In the first quarter Valero reported a 93,000 barrels a day year over year increase in refinery volume to 2.9 million barrels a day. Operating income from refining climbed to $762 million in the quarter, up $122 million on an adjusted basis from the first quarter of 2017. The key to higher operating income was stronger margins on distillate, exactly the trend that Morgan Stanley pointed to in its recommendation of the shares.

Besides the increased profit that Valero is likely to show from rising prices in any distillate supply squeeze, the company benefits when the spread between international Brent crude and West Texas Intermediate prices widen. (The companies big Gulf Coast refineries are ideally placed to take advantage of rising exports of refined products from the United States as a result of that spread in crude prices. The company exported about 13% of its refinery production in 2017 and I think that’s headed up under current conditions.) In late April the Brent/West Texas Intermediate spread was about $6.60 a barrel. Today the spread is $7.94 a barrel. I don’t anticipate it going a whole lot higher but I don’t see it narrowing significantly either in the short term. Which should result in higher margins for Valero.

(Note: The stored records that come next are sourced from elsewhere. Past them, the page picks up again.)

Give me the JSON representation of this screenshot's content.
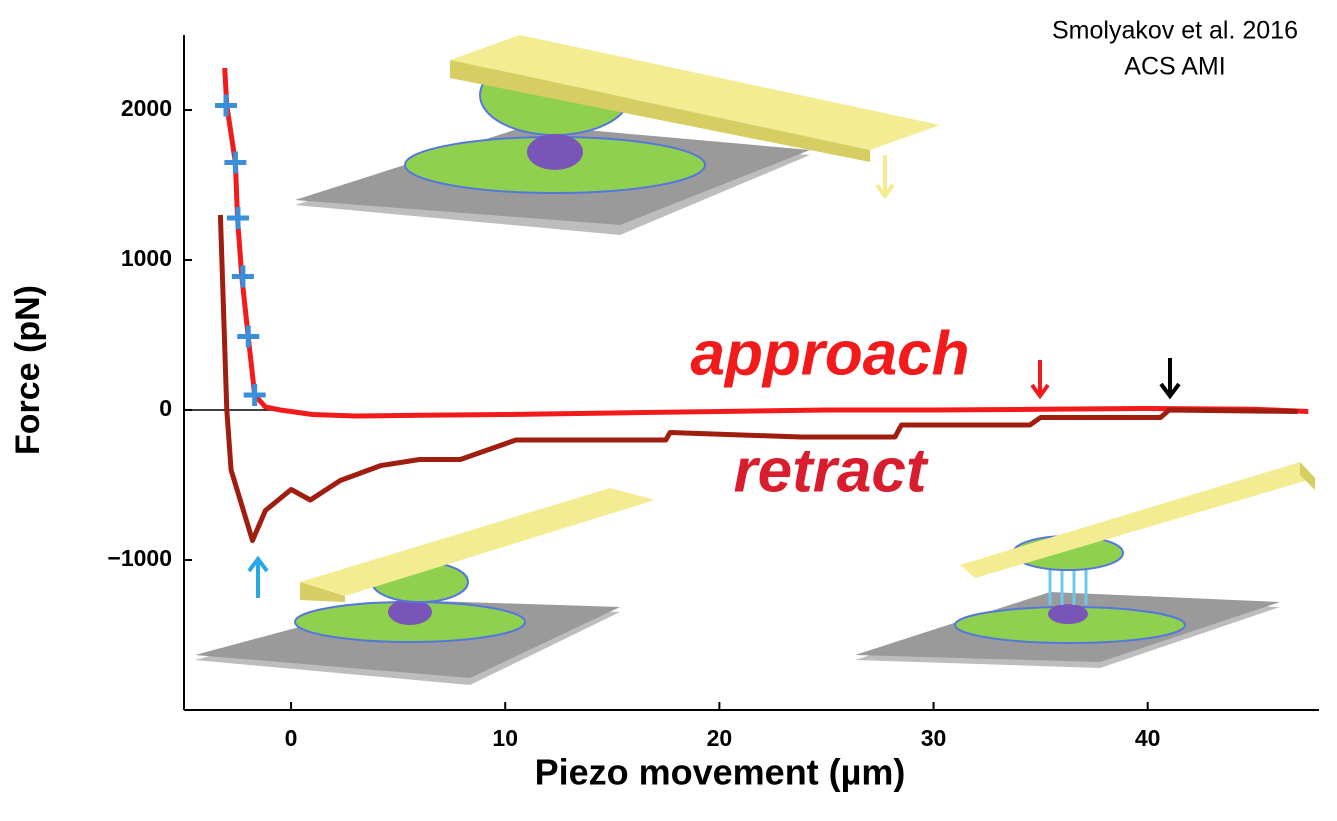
{
  "chart_data": {
    "type": "line",
    "citation": [
      "Smolyakov et al. 2016",
      "ACS AMI"
    ],
    "xlabel": "Piezo movement (µm)",
    "ylabel": "Force (pN)",
    "annotations": [
      "approach",
      "retract"
    ],
    "xlim": [
      -5,
      48
    ],
    "ylim": [
      -2000,
      2500
    ],
    "xticks": [
      0,
      10,
      20,
      30,
      40
    ],
    "yticks": [
      {
        "value": -1000,
        "label": "−1000"
      },
      0,
      1000,
      2000
    ],
    "grid": false,
    "series": [
      {
        "color": "#f21a1a",
        "line": true,
        "x": [
          -3.1,
          -3.0,
          -2.6,
          -2.5,
          -2.3,
          -2.0,
          -1.7,
          -1.2,
          -0.5,
          1,
          3,
          6,
          10,
          15,
          20,
          25,
          30,
          35,
          40,
          45,
          47.5
        ],
        "values": [
          2280,
          2030,
          1650,
          1280,
          890,
          490,
          100,
          20,
          0,
          -30,
          -40,
          -35,
          -30,
          -20,
          -10,
          0,
          0,
          5,
          10,
          5,
          -10
        ]
      },
      {
        "color": "#a01e10",
        "line": true,
        "x": [
          -3.3,
          -3.0,
          -2.8,
          -1.8,
          -1.2,
          0,
          0.9,
          2.3,
          4.2,
          6,
          7.9,
          10.5,
          14.4,
          17.5,
          17.7,
          23.8,
          28.2,
          28.5,
          34.5,
          35,
          40.6,
          41,
          47
        ],
        "values": [
          1300,
          0,
          -400,
          -870,
          -670,
          -530,
          -600,
          -470,
          -370,
          -330,
          -330,
          -200,
          -200,
          -200,
          -150,
          -180,
          -180,
          -100,
          -100,
          -50,
          -50,
          0,
          -10
        ]
      },
      {
        "color": "#3a8fd8",
        "line": false,
        "marker": "+",
        "x": [
          -3.04,
          -2.6,
          -2.48,
          -2.25,
          -2.0,
          -1.7
        ],
        "values": [
          2030,
          1650,
          1280,
          890,
          490,
          100
        ]
      }
    ]
  }
}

The company has adopted a policy of returning 40% to 50% of adjusted net operating cash to shareholders through dividends and share buybacks. In the first quarter of 2018, the company saw a payout ratio of 57% in dividends and repurchased $320 million in shares. The policy will provide support to the share prices as operating cash increases in the next few quarters.

The company has told Wall Street that it plans a budget of $2.7 billion in capital spending for 2018. One project is the Sunrise Pipeline that would increase oil flows from the Permian Basin and thus relieve some of the bottlenecks from oil shale protection in that geology. Of course, those increased flows of relatively inexpensive Permian oil to Valero’s refineries figure into that capital spending budget.